Signs of Hyperthyroidism in Cats


Hyperthyroidism is a condition that occurs when there is an increased production of the thyroid hormone in cats. The thyroid hormone (T3 and T4) is produced by the thyroid glands that are situated in the cat’s neck. This gland also appears to be enlarged. If you find your cat’s neck to be swollen, you need to get it evaluated by the vet. The thyroid hormone regulates many major organs of the cat and it can lead to multiple health issues, if not diagnosed and treated in time.

This condition affects mostly middle-aged to older cats. When diagnosed early, the issue can be corrected in most cases. Hyperthyroidism is often due to a non-cancerous tumor. In certain rare cases, the enlargement may occur due to malignant tumors.

Signs of Hyperthyroidism in Cats

Hyperthyroidism symptoms in cats

You may not be able to tell whether your cat is suffering from hyperthyroidism initially, because it can be difficult to find any behavioural changes. But the symptoms become more apparent later on. Here is what you need to look for.

  • Loss of weight, even when your pet is eating well.
  • Increased appetite. Your cat seems to be hungry all the time.
  • Increased intake of water
  • Diarrhea. You may find the litter box to be full all the time.
  • Frequent urination. You may find the cat peeing anywhere around the house.
  • Laboured breathing
  • Unkempt or matted hair
  • Vomiting
  • Appears to be overstimulated or restless
  • Becomes highly irritable
  • Appears to be weak

Any cat breed may be affected with hyperthyroidism. The actual cause of hyperthyroidism in cats may not be clear, but studies indicate that being exposed to certain thyroid hormone disrupting chemicals in the diet over a period of time may lead to this condition. If the cat food is too rich or too deficit in some of the compounds, it can cause hyperthyroidism. Also, if left untreated, hypothyroidism in cats can lead to severe health complications, possibly even resulting in the loss of your beloved pet.

Treatment options


Your vet may prescribe drugs to control the thyroid functioning. These may be short-term or long-term depending on the severity of the condition. Some cats may experience some side effects from the drugs but this is an inexpensive treatment that requires regular monitoring of the condition with tests.

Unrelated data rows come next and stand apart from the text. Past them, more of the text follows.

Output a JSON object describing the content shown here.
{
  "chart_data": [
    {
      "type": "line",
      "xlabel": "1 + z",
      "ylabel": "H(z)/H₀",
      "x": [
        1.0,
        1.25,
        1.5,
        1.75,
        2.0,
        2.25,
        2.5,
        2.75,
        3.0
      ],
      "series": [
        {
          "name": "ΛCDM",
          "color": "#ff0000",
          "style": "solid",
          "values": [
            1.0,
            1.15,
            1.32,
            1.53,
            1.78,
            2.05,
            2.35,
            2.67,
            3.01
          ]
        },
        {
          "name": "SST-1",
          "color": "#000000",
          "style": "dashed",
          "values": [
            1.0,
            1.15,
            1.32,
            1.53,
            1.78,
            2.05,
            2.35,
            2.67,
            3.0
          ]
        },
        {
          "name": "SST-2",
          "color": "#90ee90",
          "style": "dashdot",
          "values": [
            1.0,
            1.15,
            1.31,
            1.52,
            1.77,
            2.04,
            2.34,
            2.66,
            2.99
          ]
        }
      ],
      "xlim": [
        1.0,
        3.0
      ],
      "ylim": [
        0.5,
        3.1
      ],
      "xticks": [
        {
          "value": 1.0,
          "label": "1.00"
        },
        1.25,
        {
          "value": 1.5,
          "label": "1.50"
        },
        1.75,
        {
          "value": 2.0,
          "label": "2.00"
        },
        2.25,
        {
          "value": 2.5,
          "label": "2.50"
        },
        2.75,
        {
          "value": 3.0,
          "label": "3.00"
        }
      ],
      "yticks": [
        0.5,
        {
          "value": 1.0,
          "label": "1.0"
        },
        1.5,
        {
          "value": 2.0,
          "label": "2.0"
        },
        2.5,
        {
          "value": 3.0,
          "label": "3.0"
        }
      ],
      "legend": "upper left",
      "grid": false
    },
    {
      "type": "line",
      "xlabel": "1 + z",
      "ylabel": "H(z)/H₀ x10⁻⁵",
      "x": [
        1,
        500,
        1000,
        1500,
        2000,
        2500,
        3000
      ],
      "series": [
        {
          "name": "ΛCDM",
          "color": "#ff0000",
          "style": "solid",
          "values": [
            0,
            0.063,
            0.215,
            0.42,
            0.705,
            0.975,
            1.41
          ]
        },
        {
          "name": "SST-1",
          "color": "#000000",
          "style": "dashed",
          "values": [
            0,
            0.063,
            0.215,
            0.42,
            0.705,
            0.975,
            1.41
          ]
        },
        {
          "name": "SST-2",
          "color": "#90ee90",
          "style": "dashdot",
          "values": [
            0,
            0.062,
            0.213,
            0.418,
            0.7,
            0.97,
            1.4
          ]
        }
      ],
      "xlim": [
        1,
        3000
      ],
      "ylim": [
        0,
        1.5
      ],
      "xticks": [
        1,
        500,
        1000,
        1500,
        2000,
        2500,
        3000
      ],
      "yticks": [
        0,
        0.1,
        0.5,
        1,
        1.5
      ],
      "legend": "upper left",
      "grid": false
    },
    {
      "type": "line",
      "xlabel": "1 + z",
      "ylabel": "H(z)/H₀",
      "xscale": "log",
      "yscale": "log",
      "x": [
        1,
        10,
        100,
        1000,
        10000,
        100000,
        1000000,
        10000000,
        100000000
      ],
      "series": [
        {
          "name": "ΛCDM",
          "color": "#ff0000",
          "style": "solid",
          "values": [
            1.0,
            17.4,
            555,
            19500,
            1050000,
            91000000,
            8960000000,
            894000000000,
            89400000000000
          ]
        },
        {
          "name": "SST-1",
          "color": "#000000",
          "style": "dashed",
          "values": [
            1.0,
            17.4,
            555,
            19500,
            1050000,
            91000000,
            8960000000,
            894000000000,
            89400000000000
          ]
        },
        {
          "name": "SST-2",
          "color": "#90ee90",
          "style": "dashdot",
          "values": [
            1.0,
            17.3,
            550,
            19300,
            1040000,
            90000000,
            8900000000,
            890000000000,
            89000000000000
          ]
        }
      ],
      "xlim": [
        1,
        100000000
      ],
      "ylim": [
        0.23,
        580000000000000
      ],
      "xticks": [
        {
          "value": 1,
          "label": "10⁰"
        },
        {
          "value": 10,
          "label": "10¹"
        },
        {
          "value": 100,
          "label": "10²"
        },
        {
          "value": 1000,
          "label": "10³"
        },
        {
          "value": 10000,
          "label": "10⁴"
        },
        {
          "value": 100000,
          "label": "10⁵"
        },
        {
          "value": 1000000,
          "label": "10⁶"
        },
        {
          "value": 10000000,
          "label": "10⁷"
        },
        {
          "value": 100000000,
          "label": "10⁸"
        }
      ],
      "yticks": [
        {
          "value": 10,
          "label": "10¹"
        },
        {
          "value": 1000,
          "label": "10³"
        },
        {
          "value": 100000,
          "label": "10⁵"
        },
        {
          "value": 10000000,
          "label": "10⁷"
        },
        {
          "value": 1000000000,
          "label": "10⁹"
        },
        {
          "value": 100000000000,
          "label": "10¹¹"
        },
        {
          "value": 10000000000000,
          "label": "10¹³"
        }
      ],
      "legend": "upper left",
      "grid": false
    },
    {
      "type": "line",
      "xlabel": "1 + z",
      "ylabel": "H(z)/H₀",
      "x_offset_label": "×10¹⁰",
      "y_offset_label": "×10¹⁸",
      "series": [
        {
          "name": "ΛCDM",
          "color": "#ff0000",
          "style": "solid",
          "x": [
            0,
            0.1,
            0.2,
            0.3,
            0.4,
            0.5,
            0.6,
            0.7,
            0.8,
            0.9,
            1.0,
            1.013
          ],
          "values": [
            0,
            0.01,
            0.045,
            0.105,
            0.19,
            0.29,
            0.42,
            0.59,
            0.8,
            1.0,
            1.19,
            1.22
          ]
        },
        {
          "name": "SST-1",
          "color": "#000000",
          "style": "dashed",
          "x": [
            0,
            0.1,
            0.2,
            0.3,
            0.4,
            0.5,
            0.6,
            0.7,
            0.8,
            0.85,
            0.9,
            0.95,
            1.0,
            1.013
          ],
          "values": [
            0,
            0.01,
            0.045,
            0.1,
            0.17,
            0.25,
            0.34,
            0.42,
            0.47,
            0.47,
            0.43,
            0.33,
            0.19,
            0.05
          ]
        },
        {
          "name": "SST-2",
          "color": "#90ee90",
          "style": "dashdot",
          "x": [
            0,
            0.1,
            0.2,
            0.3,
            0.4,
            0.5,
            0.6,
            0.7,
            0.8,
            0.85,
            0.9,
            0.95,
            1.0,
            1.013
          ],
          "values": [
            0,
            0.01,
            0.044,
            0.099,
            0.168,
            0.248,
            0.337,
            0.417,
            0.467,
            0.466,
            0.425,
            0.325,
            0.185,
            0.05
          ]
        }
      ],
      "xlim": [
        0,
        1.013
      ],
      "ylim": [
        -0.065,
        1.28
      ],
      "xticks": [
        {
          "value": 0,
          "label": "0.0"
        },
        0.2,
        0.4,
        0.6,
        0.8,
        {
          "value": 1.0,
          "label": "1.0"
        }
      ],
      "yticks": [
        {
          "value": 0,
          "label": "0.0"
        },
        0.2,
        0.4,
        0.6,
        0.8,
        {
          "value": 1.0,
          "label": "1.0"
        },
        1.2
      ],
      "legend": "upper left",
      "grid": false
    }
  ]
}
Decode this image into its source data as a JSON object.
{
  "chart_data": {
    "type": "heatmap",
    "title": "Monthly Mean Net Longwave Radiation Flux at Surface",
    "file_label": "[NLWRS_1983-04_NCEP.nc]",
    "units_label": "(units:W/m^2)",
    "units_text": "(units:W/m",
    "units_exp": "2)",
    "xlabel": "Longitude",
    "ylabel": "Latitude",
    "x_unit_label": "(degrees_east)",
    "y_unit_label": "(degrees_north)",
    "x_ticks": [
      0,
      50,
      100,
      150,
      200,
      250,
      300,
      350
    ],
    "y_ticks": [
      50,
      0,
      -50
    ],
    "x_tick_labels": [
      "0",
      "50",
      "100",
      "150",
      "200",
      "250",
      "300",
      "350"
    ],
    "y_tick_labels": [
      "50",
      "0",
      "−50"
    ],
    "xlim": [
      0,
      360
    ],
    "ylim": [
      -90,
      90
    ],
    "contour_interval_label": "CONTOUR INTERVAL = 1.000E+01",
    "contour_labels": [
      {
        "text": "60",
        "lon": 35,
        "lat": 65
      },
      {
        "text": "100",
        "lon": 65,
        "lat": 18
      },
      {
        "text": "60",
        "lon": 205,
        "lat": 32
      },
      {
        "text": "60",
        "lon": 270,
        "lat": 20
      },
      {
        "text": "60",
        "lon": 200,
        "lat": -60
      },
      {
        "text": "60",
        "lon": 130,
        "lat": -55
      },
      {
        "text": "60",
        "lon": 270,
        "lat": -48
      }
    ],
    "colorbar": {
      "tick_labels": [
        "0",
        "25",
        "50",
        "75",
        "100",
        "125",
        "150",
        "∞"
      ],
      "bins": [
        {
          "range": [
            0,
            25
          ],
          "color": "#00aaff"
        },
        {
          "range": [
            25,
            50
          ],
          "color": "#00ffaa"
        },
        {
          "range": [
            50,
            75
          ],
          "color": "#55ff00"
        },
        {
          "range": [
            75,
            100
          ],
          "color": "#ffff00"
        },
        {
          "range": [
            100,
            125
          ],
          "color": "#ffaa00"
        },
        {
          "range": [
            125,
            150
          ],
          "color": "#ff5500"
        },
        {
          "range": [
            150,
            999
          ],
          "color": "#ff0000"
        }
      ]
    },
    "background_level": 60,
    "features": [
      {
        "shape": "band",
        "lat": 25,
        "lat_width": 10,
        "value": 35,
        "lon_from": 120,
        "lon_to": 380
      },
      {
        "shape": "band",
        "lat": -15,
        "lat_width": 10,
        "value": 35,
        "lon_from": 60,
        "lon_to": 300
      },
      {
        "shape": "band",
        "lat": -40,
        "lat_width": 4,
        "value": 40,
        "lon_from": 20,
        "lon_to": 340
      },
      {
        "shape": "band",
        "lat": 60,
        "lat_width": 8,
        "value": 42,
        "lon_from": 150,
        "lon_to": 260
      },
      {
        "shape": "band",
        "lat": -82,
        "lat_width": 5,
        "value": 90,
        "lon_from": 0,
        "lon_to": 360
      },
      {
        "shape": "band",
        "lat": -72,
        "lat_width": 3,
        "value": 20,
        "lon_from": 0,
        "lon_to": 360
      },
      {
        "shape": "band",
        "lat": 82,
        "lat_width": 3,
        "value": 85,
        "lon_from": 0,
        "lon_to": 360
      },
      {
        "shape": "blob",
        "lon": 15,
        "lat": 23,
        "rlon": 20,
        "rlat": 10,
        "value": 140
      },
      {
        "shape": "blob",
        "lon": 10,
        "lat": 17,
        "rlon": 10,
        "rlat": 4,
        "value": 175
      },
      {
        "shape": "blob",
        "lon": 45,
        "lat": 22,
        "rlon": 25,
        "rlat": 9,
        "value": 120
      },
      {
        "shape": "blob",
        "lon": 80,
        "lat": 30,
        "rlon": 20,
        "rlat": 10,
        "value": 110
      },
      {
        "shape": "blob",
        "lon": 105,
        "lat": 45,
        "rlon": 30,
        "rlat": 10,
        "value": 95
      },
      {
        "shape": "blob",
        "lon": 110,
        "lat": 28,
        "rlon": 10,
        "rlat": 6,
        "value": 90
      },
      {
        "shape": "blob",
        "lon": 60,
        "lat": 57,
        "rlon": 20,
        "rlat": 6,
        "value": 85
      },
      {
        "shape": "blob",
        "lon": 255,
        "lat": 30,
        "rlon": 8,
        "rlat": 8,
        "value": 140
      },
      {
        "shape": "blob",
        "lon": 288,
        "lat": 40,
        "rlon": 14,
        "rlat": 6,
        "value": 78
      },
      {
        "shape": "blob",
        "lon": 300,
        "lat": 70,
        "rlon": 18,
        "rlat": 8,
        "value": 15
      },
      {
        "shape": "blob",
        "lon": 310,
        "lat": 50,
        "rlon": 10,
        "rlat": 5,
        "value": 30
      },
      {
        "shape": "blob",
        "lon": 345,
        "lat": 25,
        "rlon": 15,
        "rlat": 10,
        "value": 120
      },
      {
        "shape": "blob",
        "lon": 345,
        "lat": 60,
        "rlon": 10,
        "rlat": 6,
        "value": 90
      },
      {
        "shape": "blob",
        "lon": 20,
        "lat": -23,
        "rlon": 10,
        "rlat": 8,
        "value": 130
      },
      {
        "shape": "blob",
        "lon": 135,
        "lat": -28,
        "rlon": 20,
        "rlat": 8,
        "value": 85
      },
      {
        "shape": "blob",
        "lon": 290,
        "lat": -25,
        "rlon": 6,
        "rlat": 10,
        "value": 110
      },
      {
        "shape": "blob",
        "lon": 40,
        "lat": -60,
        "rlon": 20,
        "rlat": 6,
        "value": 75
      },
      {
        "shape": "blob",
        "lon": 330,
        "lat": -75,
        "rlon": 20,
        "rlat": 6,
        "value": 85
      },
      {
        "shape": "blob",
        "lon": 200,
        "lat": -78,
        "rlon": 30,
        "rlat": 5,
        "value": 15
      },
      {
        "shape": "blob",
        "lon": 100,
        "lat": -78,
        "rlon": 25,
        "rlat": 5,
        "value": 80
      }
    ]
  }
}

The affected thyroid gland is operated and removed surgically by medical professionals. This procedure provides permanent cure in most cases.

Radioactive Iodine therapy

This treatment requires administration of an injection which helps destroy the abnormal growth of cells and maintain normal levels of thyroid hormone.


Your vet may suggest a diet that is minimal in iodine for your cat. This is known to be helpful in controlling hormone levels in many cases, but it’s long term affects are still under research.